À l’applaudimètre, en quelque sorte, ou au gridomètre, on voit bien que le rappel, par Zemmour, de l’état juridique récent en matière de prénoms est vécu comme une attaque puissante. Pourtant, Zemmour se borne à mettre en cause une loi de 1993 ouvrant la possibilité de donner les prénoms de son choix. On peut ne pas partager la critique, il n’en reste pas moins que la position zemmourienne est d’abord factuelle. Il est curieux qu’elle suscite une telle passion. 

Au passage, il est piquant de noter qu’il y a vingt-cinq ans seulement, la loi française interdisait (même si cette interdiction était imparfaitement respecter) l’attribution de prénoms musulmans. On mesure le changement parcouru dans le pays en une génération à peine…

Ces changements sont-ils fragiles? Serait-il possible que la France revînt à des comportements plus conservateurs? Rien ne l’exclut aujourd’hui. 

Quel impact politique pour ce mouvement de fond?

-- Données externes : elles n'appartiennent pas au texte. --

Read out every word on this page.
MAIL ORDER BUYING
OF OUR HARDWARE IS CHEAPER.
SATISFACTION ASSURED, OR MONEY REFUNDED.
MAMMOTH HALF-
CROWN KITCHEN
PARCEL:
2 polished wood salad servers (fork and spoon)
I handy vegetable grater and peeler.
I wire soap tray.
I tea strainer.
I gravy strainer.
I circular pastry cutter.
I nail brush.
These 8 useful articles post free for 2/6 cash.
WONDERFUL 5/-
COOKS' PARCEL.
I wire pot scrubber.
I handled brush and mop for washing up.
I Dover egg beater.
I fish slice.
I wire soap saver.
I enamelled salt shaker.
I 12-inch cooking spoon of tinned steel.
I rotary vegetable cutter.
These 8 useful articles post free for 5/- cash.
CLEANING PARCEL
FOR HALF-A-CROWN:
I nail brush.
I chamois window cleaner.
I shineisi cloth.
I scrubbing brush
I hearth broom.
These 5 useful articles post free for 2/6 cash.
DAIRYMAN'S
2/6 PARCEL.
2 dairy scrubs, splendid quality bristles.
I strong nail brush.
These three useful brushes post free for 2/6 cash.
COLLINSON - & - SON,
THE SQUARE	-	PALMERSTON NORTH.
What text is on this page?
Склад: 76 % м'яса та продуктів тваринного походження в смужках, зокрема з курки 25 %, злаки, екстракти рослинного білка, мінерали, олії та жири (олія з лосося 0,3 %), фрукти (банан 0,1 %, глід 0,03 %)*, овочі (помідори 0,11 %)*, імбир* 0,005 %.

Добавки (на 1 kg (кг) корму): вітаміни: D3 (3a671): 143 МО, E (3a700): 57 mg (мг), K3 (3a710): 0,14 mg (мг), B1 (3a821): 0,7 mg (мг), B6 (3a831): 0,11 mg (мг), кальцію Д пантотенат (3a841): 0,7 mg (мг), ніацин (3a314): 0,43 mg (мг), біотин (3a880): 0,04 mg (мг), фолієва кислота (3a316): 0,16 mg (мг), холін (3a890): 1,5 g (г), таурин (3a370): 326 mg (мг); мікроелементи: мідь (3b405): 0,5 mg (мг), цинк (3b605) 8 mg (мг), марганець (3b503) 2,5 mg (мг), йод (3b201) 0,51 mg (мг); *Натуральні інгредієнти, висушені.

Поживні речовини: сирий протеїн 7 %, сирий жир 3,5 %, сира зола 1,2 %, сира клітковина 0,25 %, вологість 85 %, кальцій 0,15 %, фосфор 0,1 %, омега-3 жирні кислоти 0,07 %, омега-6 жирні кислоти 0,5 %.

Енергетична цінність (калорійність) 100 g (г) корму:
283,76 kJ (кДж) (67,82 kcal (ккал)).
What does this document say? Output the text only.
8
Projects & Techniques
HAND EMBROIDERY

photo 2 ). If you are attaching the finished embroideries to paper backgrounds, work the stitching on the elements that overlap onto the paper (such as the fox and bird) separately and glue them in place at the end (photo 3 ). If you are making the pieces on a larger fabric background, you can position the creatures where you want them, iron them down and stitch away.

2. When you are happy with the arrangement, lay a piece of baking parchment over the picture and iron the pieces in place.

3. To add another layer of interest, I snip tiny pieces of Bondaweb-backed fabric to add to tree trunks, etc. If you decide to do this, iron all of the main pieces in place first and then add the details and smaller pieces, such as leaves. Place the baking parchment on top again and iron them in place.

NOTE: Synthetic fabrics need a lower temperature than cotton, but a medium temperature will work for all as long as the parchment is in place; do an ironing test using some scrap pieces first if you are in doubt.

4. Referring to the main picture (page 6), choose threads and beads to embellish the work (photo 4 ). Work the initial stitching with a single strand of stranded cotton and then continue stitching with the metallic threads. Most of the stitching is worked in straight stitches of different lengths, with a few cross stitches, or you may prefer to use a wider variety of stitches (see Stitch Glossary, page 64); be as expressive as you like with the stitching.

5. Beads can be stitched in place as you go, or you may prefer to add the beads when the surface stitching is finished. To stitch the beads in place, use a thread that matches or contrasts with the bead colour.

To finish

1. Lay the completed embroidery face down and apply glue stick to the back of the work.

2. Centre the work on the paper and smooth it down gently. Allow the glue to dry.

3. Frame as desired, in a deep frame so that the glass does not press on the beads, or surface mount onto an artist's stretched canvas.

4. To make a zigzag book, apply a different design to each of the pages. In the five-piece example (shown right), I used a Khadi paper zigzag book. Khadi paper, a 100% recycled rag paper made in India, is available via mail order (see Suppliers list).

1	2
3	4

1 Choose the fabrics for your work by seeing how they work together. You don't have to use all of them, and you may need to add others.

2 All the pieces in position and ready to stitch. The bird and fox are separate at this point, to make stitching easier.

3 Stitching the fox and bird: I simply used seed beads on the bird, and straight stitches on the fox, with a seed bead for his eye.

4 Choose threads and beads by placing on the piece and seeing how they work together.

Tout semble indiquer aujourd’hui que l’opinion est à un point de bascule. Soit la campagne anti-Zemmour marque des points, et nous disposerons d’un marqueur utile pour constater que le multiculturalisme est triomphant en France, probablement sans retour possible. Soit elle échoue, et le marqueur sera inverse: il indiquera que la France est entrée dans une phase de reflux historique.

Politiquement, il faudra en tirer des conséquences rapides. Le multiculturalisme s’est bâti sur le principe d’abandon, notamment à l’égard de valeurs morales traditionnelles. Sa défaite idéologique annoncerait probablement un retour à des comportements plus ancestraux et la recherche assumée d’une identité culturelle.